The year was 1994, and the show was an act typical of Rudolf Stingel, who had already tweaked the art world with a deadpan step-by-step manual on how to make a Rudolf Stingel painting. This time he took aim at the countless statues of Buddha he had seen in fashionable homes.
"It seemed like an accessory you had to have to be part of an intellectual elite" said Mr. Stingel, whose conceptually playful work, which combines Pop Art's puckish humor with the serene and cerebral qualities of Minimalism, is now spread out in a new retrospective at the Whitney Museum of American Art. "I don't think it has anything to do with religion. It's pure decoration. It's a taste, a life-style."
But Mr. Stingel articulated this embrace by making his own Asian deity, one that blended the meditative Buddha with many-armed Hindu deities like Siva or Vishnu. In this new deity's six hands, Mr. Stingel placed the implements he cited in his earlier D.I.Y. manual: a brush, a squeegee, a scissors, a mixer and so on. Cast in rubber and made in 24 candy-bright colors, these gods of Stingelian creation became themselves an instant style-set collectable.
But there was a rub. The heavy bronze Buddha Mr. Stingel bought at a New York antiques store as a model for his deity proved to be irksomely persistent. Today, 13 years later, the 20-inch high statue is still sitting in Mr. Stingel's East Village apartment.
"I can't get rid of it," he said, "I have that Italian superstitious thing. I'm afraid that things will all go bad if I give it away. I'm damned to live with the thing for the rest of my life.
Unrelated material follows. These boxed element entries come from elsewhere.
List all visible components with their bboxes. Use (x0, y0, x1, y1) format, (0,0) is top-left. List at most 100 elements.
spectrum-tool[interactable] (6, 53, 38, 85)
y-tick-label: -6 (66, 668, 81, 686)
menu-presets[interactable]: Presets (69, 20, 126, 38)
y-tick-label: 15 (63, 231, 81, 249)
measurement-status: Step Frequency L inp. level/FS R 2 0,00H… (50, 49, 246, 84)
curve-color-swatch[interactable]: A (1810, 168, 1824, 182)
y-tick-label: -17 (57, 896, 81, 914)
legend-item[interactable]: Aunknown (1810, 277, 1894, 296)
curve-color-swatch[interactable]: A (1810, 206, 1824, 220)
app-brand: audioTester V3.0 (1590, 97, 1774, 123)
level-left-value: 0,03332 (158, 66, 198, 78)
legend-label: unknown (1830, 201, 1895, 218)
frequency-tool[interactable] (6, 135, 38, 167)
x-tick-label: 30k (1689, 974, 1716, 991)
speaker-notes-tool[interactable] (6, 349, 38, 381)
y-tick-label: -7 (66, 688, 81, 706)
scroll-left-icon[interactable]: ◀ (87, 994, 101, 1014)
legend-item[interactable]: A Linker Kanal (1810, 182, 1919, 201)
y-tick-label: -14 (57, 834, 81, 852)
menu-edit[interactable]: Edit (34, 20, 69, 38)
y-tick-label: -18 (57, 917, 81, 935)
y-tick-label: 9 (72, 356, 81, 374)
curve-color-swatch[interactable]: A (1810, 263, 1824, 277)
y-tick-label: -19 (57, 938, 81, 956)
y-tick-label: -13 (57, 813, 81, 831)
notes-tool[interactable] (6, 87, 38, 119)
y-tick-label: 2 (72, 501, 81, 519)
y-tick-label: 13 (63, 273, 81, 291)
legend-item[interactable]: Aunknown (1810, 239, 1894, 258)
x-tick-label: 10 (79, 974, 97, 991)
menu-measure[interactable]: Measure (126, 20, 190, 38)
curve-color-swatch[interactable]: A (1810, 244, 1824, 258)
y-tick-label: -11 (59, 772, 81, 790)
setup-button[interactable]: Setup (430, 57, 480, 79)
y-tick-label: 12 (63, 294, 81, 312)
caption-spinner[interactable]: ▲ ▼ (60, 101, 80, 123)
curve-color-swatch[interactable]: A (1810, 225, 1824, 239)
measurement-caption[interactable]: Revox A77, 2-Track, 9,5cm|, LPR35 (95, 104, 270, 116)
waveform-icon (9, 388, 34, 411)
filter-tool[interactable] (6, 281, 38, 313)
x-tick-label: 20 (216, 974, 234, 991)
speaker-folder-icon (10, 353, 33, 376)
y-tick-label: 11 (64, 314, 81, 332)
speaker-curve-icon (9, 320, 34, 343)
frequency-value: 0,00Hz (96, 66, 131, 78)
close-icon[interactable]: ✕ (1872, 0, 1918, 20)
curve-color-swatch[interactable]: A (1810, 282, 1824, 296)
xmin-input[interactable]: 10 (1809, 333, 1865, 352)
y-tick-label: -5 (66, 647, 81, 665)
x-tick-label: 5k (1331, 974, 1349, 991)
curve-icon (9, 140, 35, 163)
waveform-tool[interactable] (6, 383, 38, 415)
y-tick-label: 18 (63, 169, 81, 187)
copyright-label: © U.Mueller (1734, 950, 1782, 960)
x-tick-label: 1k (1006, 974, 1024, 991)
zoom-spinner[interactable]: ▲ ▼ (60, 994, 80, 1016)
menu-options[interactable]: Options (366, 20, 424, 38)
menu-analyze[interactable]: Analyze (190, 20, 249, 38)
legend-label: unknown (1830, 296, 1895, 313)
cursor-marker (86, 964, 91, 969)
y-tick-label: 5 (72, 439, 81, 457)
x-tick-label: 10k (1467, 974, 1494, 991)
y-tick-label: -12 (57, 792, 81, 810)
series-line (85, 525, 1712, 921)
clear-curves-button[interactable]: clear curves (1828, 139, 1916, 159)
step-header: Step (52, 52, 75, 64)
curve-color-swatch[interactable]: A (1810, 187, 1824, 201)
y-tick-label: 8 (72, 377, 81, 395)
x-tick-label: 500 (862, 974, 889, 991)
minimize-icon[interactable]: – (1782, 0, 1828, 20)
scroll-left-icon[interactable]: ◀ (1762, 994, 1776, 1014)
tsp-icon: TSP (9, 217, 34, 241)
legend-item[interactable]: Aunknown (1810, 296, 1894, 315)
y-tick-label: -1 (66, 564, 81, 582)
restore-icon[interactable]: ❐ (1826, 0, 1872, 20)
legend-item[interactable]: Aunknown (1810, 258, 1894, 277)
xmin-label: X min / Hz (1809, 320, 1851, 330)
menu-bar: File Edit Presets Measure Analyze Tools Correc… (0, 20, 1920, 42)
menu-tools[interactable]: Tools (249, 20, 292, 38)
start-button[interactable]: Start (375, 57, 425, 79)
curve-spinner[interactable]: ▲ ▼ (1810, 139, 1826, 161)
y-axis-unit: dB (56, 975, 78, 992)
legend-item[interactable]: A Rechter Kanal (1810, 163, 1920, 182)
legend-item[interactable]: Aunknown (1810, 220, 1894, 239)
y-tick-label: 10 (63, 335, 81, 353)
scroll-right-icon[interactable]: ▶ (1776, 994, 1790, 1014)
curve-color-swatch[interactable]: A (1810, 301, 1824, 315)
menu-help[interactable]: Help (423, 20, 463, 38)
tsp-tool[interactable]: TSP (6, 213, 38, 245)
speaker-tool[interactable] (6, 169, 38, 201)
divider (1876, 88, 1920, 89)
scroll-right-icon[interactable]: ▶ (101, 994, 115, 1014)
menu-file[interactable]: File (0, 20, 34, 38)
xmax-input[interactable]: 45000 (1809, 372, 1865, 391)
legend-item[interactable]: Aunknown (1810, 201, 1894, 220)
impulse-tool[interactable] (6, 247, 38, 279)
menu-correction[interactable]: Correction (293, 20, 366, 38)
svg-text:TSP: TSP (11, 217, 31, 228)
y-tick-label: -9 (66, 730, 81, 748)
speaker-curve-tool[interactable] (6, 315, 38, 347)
I can't even put him away. If I put it in a dark corner, I think, 'No, he's going to get angry.' So he's always around."
Mr. Stingel's associations with Buddha are longstanding. As a boy in northern Italy, he played with the Buddha figurines that his father, who traveled to India for work, brought home as souvenirs. As a rebellious young man in the early 1970s, it was mandatory, he said, to profess an affinity for Buddhist practices: namely, to have a little shrine and practice meditation.
"You had to do it if you wanted to be cool," he said. "But we all faked it. It was all a lie-no one ever really meditated."